What is self-compassion anyhow? It’s the feeling that arises when you acknowledge your own suffering with a kind, nonjudgmental heart. Kristen Neff, a self-compassion researcher, talks about self-compassion as a way to shift from self-judgment to self-kindness. Self-compassion involves approaching our perceived failures, hardships, and moments of suffering with gentleness. Self-compassion can teach us the beauty of our imperfections, as we begin to own our innate wholeness as individuals. For those suffering from eating disorders, practicing this kindness and compassion turned inward is an essential component of healing and recovery.

3. Meditation is a proven mood booster.
Neuroscience now shows what ancient yogis and meditators have known for centuries—that healing happens through the body utilizing stillness and silence. Dr. Anne Fabiny, former editor in chief of Harvard Women’s Health, explains that meditation can be as effective as antidepressants. The negative thought patterns associated with eating disorders can wreak havoc on our mood states, resulting in depressive symptoms. Meditation cultivates a mind that can find itself, even if it loses its way. For example, when a thought of self-hatred arises, we can observe the thought without attachment or reactivity—and then allow it to organically float out of our consciousness.

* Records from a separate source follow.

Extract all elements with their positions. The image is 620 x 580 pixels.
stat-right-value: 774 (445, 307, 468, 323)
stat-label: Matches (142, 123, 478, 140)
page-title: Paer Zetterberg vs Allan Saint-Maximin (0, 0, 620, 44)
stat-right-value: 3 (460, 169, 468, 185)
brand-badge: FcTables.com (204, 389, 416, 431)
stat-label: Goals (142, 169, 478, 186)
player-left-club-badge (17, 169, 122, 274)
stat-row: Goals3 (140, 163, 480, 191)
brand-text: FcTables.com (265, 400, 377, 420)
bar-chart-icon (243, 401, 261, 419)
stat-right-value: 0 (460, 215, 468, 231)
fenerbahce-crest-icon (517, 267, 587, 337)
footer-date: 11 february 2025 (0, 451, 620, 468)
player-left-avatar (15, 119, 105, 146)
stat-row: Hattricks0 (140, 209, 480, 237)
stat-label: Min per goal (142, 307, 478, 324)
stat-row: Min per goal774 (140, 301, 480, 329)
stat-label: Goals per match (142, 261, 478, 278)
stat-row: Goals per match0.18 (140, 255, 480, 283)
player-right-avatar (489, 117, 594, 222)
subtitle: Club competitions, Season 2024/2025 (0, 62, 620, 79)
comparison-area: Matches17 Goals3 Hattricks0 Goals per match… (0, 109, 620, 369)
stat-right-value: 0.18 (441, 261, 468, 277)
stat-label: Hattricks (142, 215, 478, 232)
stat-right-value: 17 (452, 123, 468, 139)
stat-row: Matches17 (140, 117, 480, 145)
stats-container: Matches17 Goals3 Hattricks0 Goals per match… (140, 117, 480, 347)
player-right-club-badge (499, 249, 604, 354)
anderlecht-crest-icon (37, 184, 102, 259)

This power of presence is strengthened through formal sitting meditation. Just 10 minutes a day can birth tremendous benefits, bringing awareness to thought patterns and giving us the perspective to see that thoughts are real experiences not necessarily based on truth.

Mindfulness offers us a portal through which we can ignite our inner power for healing and synergy between our minds and bodies. Remember: Moment-to-moment, we can change our relationship with the mind, body, and heart, stepping into a life full of joy.